After Working Group members finished, a brief period was left for questions from the public. David Costello, a former official with the Department of the Environment, which administers the Commission and the planning process, said that the state is far from meeting even its 2020 emissions target, and needs carbon pricing to reach the 40 percent goal for 2030.
Lindsey Mendelson and Mark Kresowik of the Sierra Club said that RGGI has been successful and that its lessons should be applied to transportation. Kresowik argued that government investment in programs to advance clean energy is more effective than price incentives, and so at least 50 percent of the money from carbon fees should be devoted to such investment.
All in all, Climate XChange impressed the Working Group with the sophistication of our policy proposal, the depth of the research we’ve done to back it up, and our well-reasoned arguments. But it will take a strong campaign first to get carbon pricing into the list of policies that the Commission models for the state’s plan, and then to get pricing into the plan.
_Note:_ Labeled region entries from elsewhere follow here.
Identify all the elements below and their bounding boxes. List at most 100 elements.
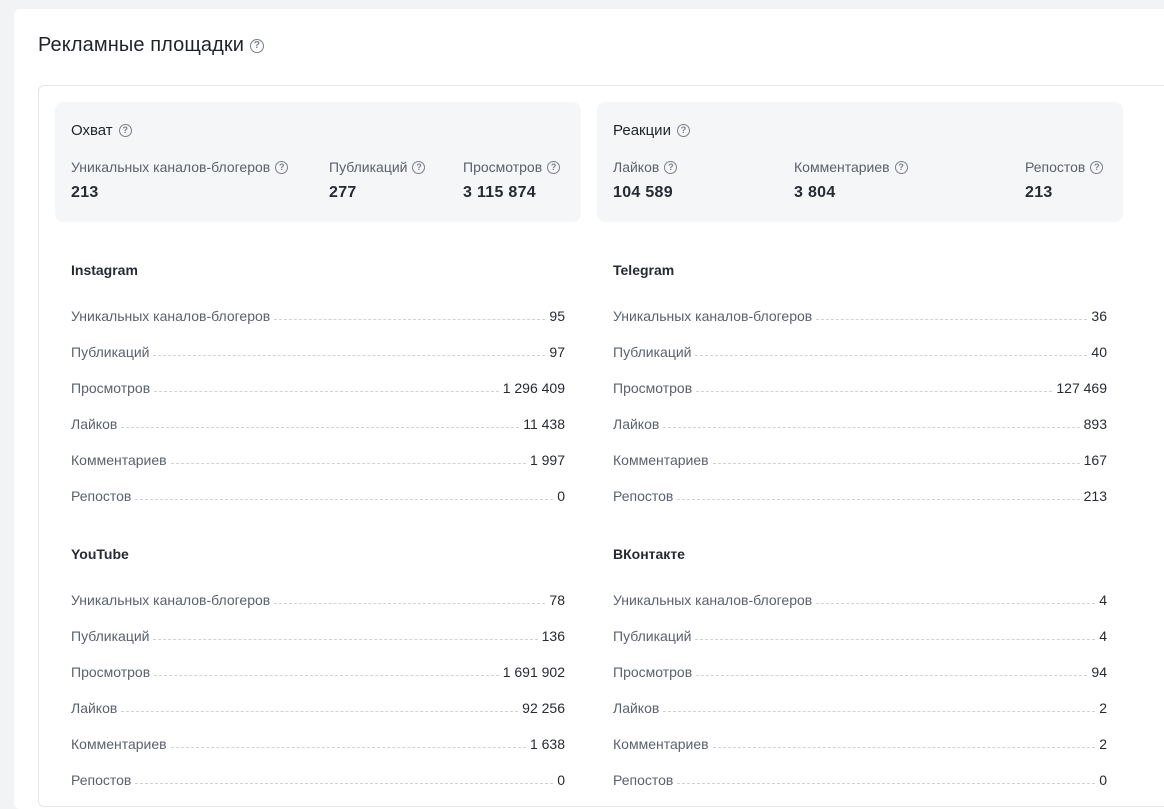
list-item: Публикаций 40 <box>613 334 1107 370</box>
row-value: 0 <box>557 772 565 788</box>
row-label: Лайков <box>71 700 118 716</box>
row-leader <box>154 390 499 392</box>
platform-instagram: Instagram Уникальных каналов-блогеров 95 … <box>71 262 565 514</box>
platform-telegram: Telegram Уникальных каналов-блогеров 36 П… <box>613 262 1107 514</box>
reactions-card: Реакции ? Лайков? 104 589 Комментариев? … <box>597 102 1123 222</box>
row-value: 0 <box>1099 772 1107 788</box>
row-value: 1 691 902 <box>502 664 565 680</box>
list-item: Лайков 893 <box>613 406 1107 442</box>
platform-title: ВКонтакте <box>613 546 685 562</box>
list-item: Репостов 213 <box>613 478 1107 514</box>
page-title: Рекламные площадки ? <box>38 34 265 57</box>
row-value: 4 <box>1099 592 1107 608</box>
help-icon[interactable]: ? <box>250 38 265 53</box>
help-icon[interactable]: ? <box>664 160 678 174</box>
row-leader <box>153 354 546 356</box>
row-leader <box>712 746 1096 748</box>
help-icon[interactable]: ? <box>894 160 908 174</box>
help-icon[interactable]: ? <box>1090 160 1104 174</box>
row-label: Уникальных каналов-блогеров <box>613 592 813 608</box>
row-label: Просмотров <box>71 380 151 396</box>
row-leader <box>170 462 526 464</box>
row-leader <box>170 746 526 748</box>
row-value: 94 <box>1091 664 1107 680</box>
row-label: Комментариев <box>613 736 709 752</box>
reactions-metric-reposts: Репостов? 213 <box>1025 159 1104 202</box>
row-leader <box>121 426 520 428</box>
row-leader <box>153 638 538 640</box>
row-value: 4 <box>1099 628 1107 644</box>
list-item: Репостов 0 <box>613 762 1107 798</box>
reach-card: Охват ? Уникальных каналов-блогеров? 213… <box>55 102 581 222</box>
row-leader <box>121 710 519 712</box>
list-item: Комментариев 167 <box>613 442 1107 478</box>
row-label: Лайков <box>613 700 660 716</box>
row-label: Уникальных каналов-блогеров <box>613 308 813 324</box>
row-leader <box>712 462 1080 464</box>
list-item: Уникальных каналов-блогеров 4 <box>613 582 1107 618</box>
row-label: Комментариев <box>613 452 709 468</box>
row-leader <box>274 602 546 604</box>
row-leader <box>135 782 554 784</box>
metric-label: Уникальных каналов-блогеров <box>71 159 271 175</box>
help-icon[interactable]: ? <box>547 160 561 174</box>
reach-card-title: Охват ? <box>71 122 132 139</box>
reach-metric-publications: Публикаций? 277 <box>329 159 426 202</box>
help-icon[interactable]: ? <box>118 124 132 137</box>
row-label: Публикаций <box>71 628 150 644</box>
reach-metric-channels: Уникальных каналов-блогеров? 213 <box>71 159 289 202</box>
row-leader <box>677 498 1080 500</box>
help-icon[interactable]: ? <box>412 160 426 174</box>
page-title-text: Рекламные площадки <box>38 34 245 56</box>
reactions-metric-comments: Комментариев? 3 804 <box>794 159 908 202</box>
row-label: Просмотров <box>613 380 693 396</box>
row-value: 11 438 <box>523 416 565 432</box>
row-value: 2 <box>1099 700 1107 716</box>
row-leader <box>135 498 554 500</box>
metric-value: 277 <box>329 184 357 201</box>
list-item: Просмотров 1 296 409 <box>71 370 565 406</box>
row-value: 97 <box>549 344 565 360</box>
row-label: Просмотров <box>71 664 151 680</box>
list-item: Публикаций 97 <box>71 334 565 370</box>
row-label: Репостов <box>613 772 674 788</box>
platform-vkontakte: ВКонтакте Уникальных каналов-блогеров 4 П… <box>613 546 1107 798</box>
platform-youtube: YouTube Уникальных каналов-блогеров 78 Пу… <box>71 546 565 798</box>
reactions-metric-likes: Лайков? 104 589 <box>613 159 678 202</box>
row-value: 40 <box>1091 344 1107 360</box>
row-leader <box>696 674 1088 676</box>
row-leader <box>696 390 1053 392</box>
row-value: 2 <box>1099 736 1107 752</box>
list-item: Комментариев 1 997 <box>71 442 565 478</box>
row-label: Публикаций <box>613 344 692 360</box>
row-label: Комментариев <box>71 452 167 468</box>
help-icon[interactable]: ? <box>275 160 289 174</box>
list-item: Уникальных каналов-блогеров 36 <box>613 298 1107 334</box>
list-item: Комментариев 2 <box>613 726 1107 762</box>
list-item: Публикаций 4 <box>613 618 1107 654</box>
help-icon[interactable]: ? <box>676 124 690 137</box>
reactions-title-text: Реакции <box>613 122 671 139</box>
row-value: 1 638 <box>529 736 565 752</box>
row-value: 213 <box>1083 488 1107 504</box>
metric-value: 213 <box>1025 184 1053 201</box>
row-label: Публикаций <box>613 628 692 644</box>
list-item: Просмотров 1 691 902 <box>71 654 565 690</box>
list-item: Публикаций 136 <box>71 618 565 654</box>
list-item: Уникальных каналов-блогеров 78 <box>71 582 565 618</box>
list-item: Просмотров 94 <box>613 654 1107 690</box>
row-label: Уникальных каналов-блогеров <box>71 592 271 608</box>
row-leader <box>677 782 1096 784</box>
row-label: Лайков <box>613 416 660 432</box>
list-item: Лайков 92 256 <box>71 690 565 726</box>
list-item: Лайков 2 <box>613 690 1107 726</box>
row-leader <box>695 638 1096 640</box>
row-leader <box>154 674 499 676</box>
metric-label: Комментариев <box>794 159 890 175</box>
row-label: Уникальных каналов-блогеров <box>71 308 271 324</box>
platform-title: YouTube <box>71 546 129 562</box>
row-value: 167 <box>1083 452 1107 468</box>
reach-metric-views: Просмотров? 3 115 874 <box>463 159 561 202</box>
list-item: Репостов 0 <box>71 478 565 514</box>
platform-title: Telegram <box>613 262 675 278</box>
A draft is due by the end of 2018 and a final plan by the end of 2019.
“Delegate Ben Kramer, sponsor of the carbon pricing bill, the Regional Carbon Cost Collection Initiative, concluded after the bill’s hearing in March: ‘Passing carbon pricing legislation in Maryland will be a heavy lift’,” noted Pete Smith of Maryland Climate XChange’s Steering Committee. “The first step in the lift was writing the bill and getting it introduced in the House of Delegates. The second step will be to convince the Commission to take carbon pricing seriously.”